Андрей уныло, молча смотрит на жену.
– Двух не пожалею! – верещит Авдотья. – Жрите, да расходитесь, черт с вами!..
И тоже находит две бутылки.
Гуляем мы так второй день. Я верхом на мерина сесть не в состоянии. Иду пешком домой с песней веселой на губе. А мерина подхлестнул, он впереди меня побежал, брякая недоуздком. Умная лошадь, чего нельзя оказать про нас с Андрюхой. Вот какие комедии устраивали!..
Кряхтя и поругивая свою старость, Афоня медленно поднялся. Взял косу, стряхнул с поношенного пиджака приставшие травинки, протянул на прощание мне руку.
– Благодарю за угощение и беседу. Вспомянули старое. Редко так бывает, – сказал он. – Сорок годов не видались… Побродишь тут по совхозным деревням, мимо моей избы пойдешь, обязательно прошу ко мне. Обещанное будет сделано. Петуха для тебя зарежу.
75. В СОЛДАТАХ…
(Вечерний рассказ бывшего нижнего воинского чина, моего соседа Алексея Турки.)
– ЖИЛИ-БЫЛИ мы, два брата: я, Алеха Турка (по фамилии Паничев), и Николаха, по прозвищу Бердо.
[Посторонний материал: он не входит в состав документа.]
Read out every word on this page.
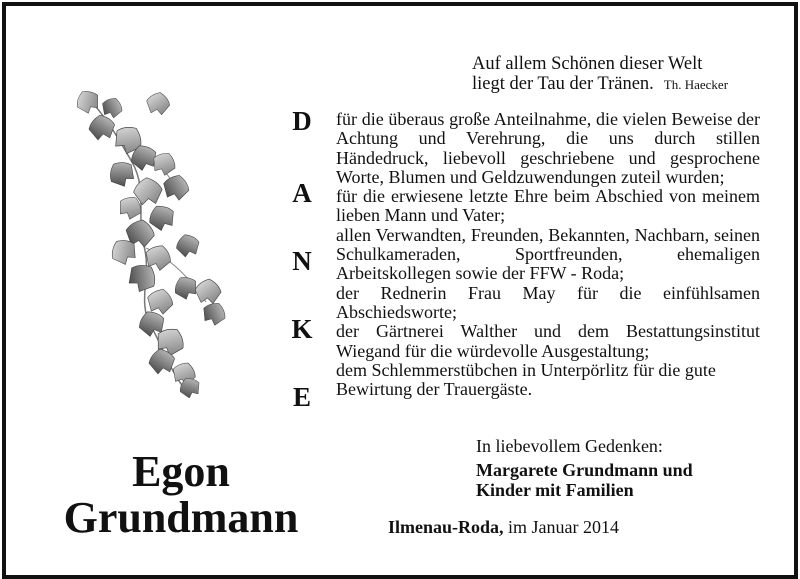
Auf allem Schönen dieser Welt
liegt der Tau der Tränen. Th. Haecker
D
A
N
K
E

für die überaus große Anteilnahme, die vielen Beweise der Achtung und Verehrung, die uns durch stillen Händedruck, liebevoll geschriebene und gesprochene Worte, Blumen und Geldzuwendungen zuteil wurden;

für die erwiesene letzte Ehre beim Abschied von meinem lieben Mann und Vater;

allen Verwandten, Freunden, Bekannten, Nachbarn, seinen Schulkameraden, Sportfreunden, ehemaligen Arbeitskollegen sowie der FFW - Roda;

der Rednerin Frau May für die einfühlsamen Abschiedsworte;

der Gärtnerei Walther und dem Bestattungsinstitut Wiegand für die würdevolle Ausgestaltung;

dem Schlemmerstübchen in Unterpörlitz für die gute Bewirtung der Trauergäste.

In liebevollem Gedenken:
Margarete Grundmann und
Kinder mit Familien
Egon
Grundmann	Ilmenau-Roda, im Januar 2014
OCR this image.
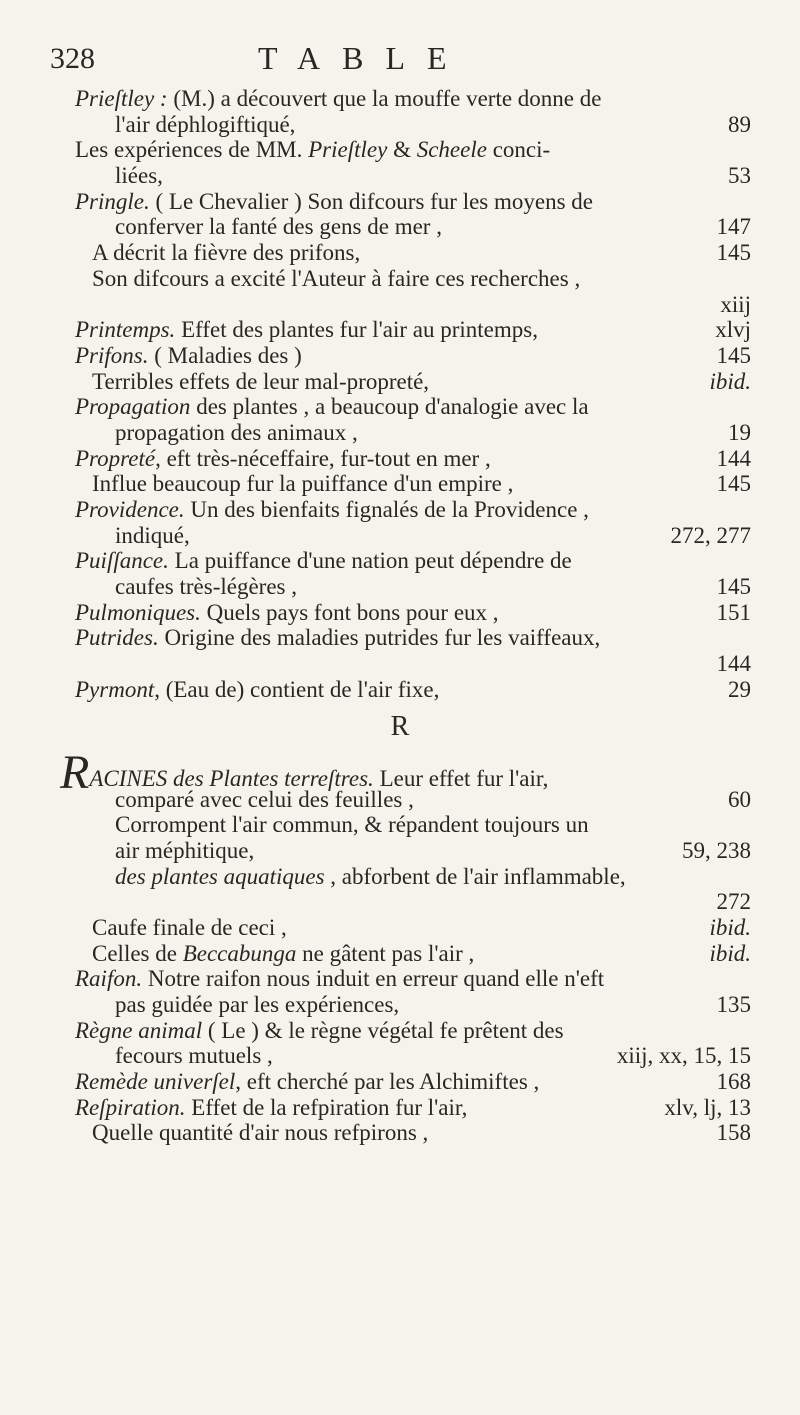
328	TABLE
Prieſtley : (M.) a découvert que la mouffe verte donne de
l'air déphlogiftiqué,	89
Les expériences de MM. Prieſtley & Scheele conci-
liées,	53
Pringle. ( Le Chevalier ) Son difcours fur les moyens de
conferver la fanté des gens de mer ,	147
A décrit la fièvre des prifons,	145
Son difcours a excité l'Auteur à faire ces recherches ,
xiij
Printemps. Effet des plantes fur l'air au printemps,	xlvj
Prifons. ( Maladies des )	145
Terribles effets de leur mal-propreté,	ibid.
Propagation des plantes , a beaucoup d'analogie avec la
propagation des animaux ,	19
Propreté, eft très-néceffaire, fur-tout en mer ,	144
Influe beaucoup fur la puiffance d'un empire ,	145
Providence. Un des bienfaits fignalés de la Providence ,
indiqué,	272, 277
Puiſſance. La puiffance d'une nation peut dépendre de
caufes très-légères ,	145
Pulmoniques. Quels pays font bons pour eux ,	151
Putrides. Origine des maladies putrides fur les vaiffeaux,
144
Pyrmont, (Eau de) contient de l'air fixe,	29
R
RACINES des Plantes terreſtres. Leur effet fur l'air,
comparé avec celui des feuilles ,	60
Corrompent l'air commun, & répandent toujours un
air méphitique,	59, 238
des plantes aquatiques , abforbent de l'air inflammable,
272
Caufe finale de ceci ,	ibid.
Celles de Beccabunga ne gâtent pas l'air ,	ibid.
Raifon. Notre raifon nous induit en erreur quand elle n'eft
pas guidée par les expériences,	135
Règne animal ( Le ) & le règne végétal fe prêtent des
fecours mutuels ,	xiij, xx, 15, 15
Remède univerſel, eft cherché par les Alchimiftes ,	168
Reſpiration. Effet de la refpiration fur l'air,	xlv, lj, 13
Quelle quantité d'air nous refpirons ,	158
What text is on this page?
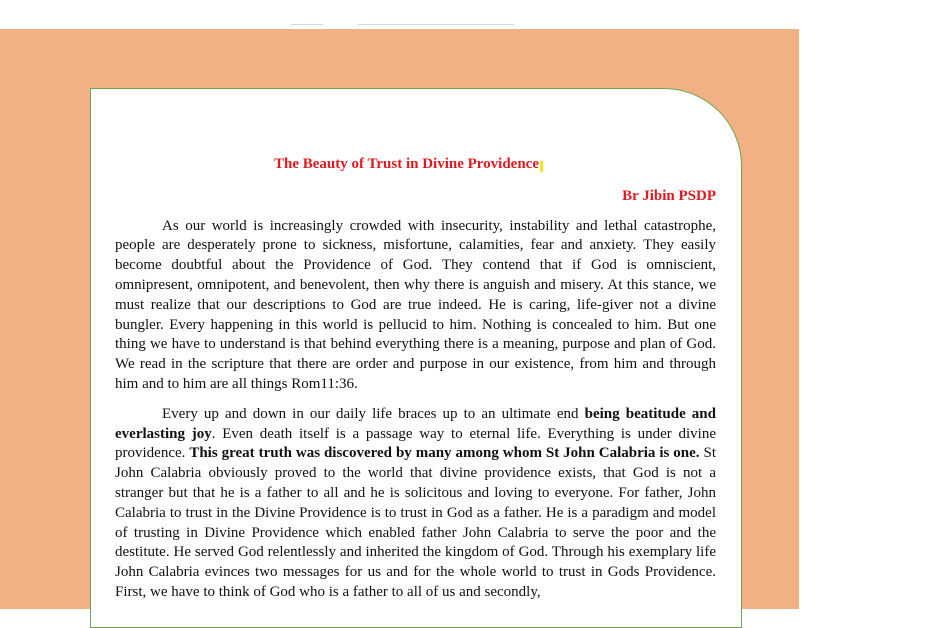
The Beauty of Trust in Divine Providence

Br Jibin PSDP

As our world is increasingly crowded with insecurity, instability and lethal catastrophe, people are desperately prone to sickness, misfortune, calamities, fear and anxiety. They easily become doubtful about the Providence of God. They contend that if God is omniscient, omnipresent, omnipotent, and benevolent, then why there is anguish and misery. At this stance, we must realize that our descriptions to God are true indeed. He is caring, life-giver not a divine bungler. Every happening in this world is pellucid to him. Nothing is concealed to him. But one thing we have to understand is that behind everything there is a meaning, purpose and plan of God. We read in the scripture that there are order and purpose in our existence, from him and through him and to him are all things Rom11:36.

Every up and down in our daily life braces up to an ultimate end being beatitude and everlasting joy. Even death itself is a passage way to eternal life. Everything is under divine providence. This great truth was discovered by many among whom St John Calabria is one. St John Calabria obviously proved to the world that divine providence exists, that God is not a stranger but that he is a father to all and he is solicitous and loving to everyone. For father, John Calabria to trust in the Divine Providence is to trust in God as a father. He is a paradigm and model of trusting in Divine Providence which enabled father John Calabria to serve the poor and the destitute. He served God relentlessly and inherited the kingdom of God. Through his exemplary life John Calabria evinces two messages for us and for the whole world to trust in Gods Providence. First, we have to think of God who is a father to all of us and secondly,
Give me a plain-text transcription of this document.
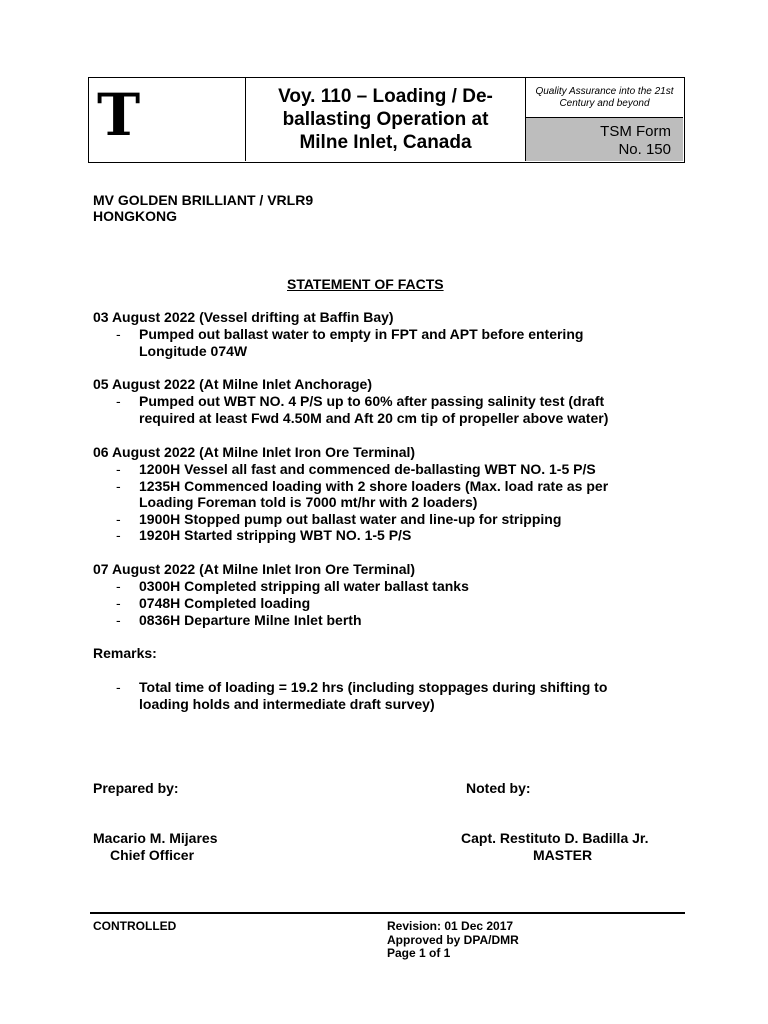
T	Voy. 110 – Loading / De-ballasting Operation at Milne Inlet, Canada
Quality Assurance into the 21st Century and beyond
TSM Form
No. 150
MV GOLDEN BRILLIANT / VRLR9
HONGKONG
STATEMENT OF FACTS
03 August 2022 (Vessel drifting at Baffin Bay)
- Pumped out ballast water to empty in FPT and APT before entering
Longitude 074W
05 August 2022 (At Milne Inlet Anchorage)
- Pumped out WBT NO. 4 P/S up to 60% after passing salinity test (draft
required at least Fwd 4.50M and Aft 20 cm tip of propeller above water)
06 August 2022 (At Milne Inlet Iron Ore Terminal)
- 1200H Vessel all fast and commenced de-ballasting WBT NO. 1-5 P/S
- 1235H Commenced loading with 2 shore loaders (Max. load rate as per
Loading Foreman told is 7000 mt/hr with 2 loaders)
- 1900H Stopped pump out ballast water and line-up for stripping
- 1920H Started stripping WBT NO. 1-5 P/S
07 August 2022 (At Milne Inlet Iron Ore Terminal)
- 0300H Completed stripping all water ballast tanks
- 0748H Completed loading
- 0836H Departure Milne Inlet berth
Remarks:
- Total time of loading = 19.2 hrs (including stoppages during shifting to
loading holds and intermediate draft survey)
Prepared by:	Noted by:
Macario M. Mijares
Chief Officer
Capt. Restituto D. Badilla Jr.
MASTER
CONTROLLED	Revision: 01 Dec 2017
Approved by DPA/DMR
Page 1 of 1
Жили в захолустной Попихе, однако поблизости от бойкого торгового села Устье-Кубенского. Были мы оба погодки, не курили табаку, не пили водки, потому как было не на что. Бердо на годок меня постарше, но корпусом пожиже, росточком пониже, и если схватимся бороться, то раз-два – и он у меня под ногами. Хрипит и еле дышит. А попетушиться любил. Повздорить со мной – о чем угодно. Я говорю – черное, он говорит – белое. Я говорю – шитое, он говорит – стёганое, я говорю – меховое, он говорит – мохнатое, так и далее, и тому похожее. Лежим мы одноважды в потемках на полатях (карасину в лампе не было), лежим и всурьез спорим о том, кому интерес больше в жизни – бревну или дереву? Я за бревно, Бёрдо-Николаха за дерево. Если говорить по-нынешнему, так это, можно сказать, диспутаница с пренией. Спорили мы, спорили и разошлись в убеждениях на все сто процентов в разные стороны.
Он говорит:
– Деревом лучше быть, стой себе на корню, расти-цвети, радуйся всю долгую жизнь. А жизнь у деревьев разная. Одне и триста лет с гаком на одном месте простоят, а другие и поменьше, а все-таки живут. И солнце их опекает, и дождик их омывает и поливает, и земля подкармливает. Оттого и живет дерево, зимой от мороза потрескивает, летом листочками шепчется, значит, по-своему разговаривает… Иногда птички сядут на веточки, своим весельем потешат. Не унывай, дерево!..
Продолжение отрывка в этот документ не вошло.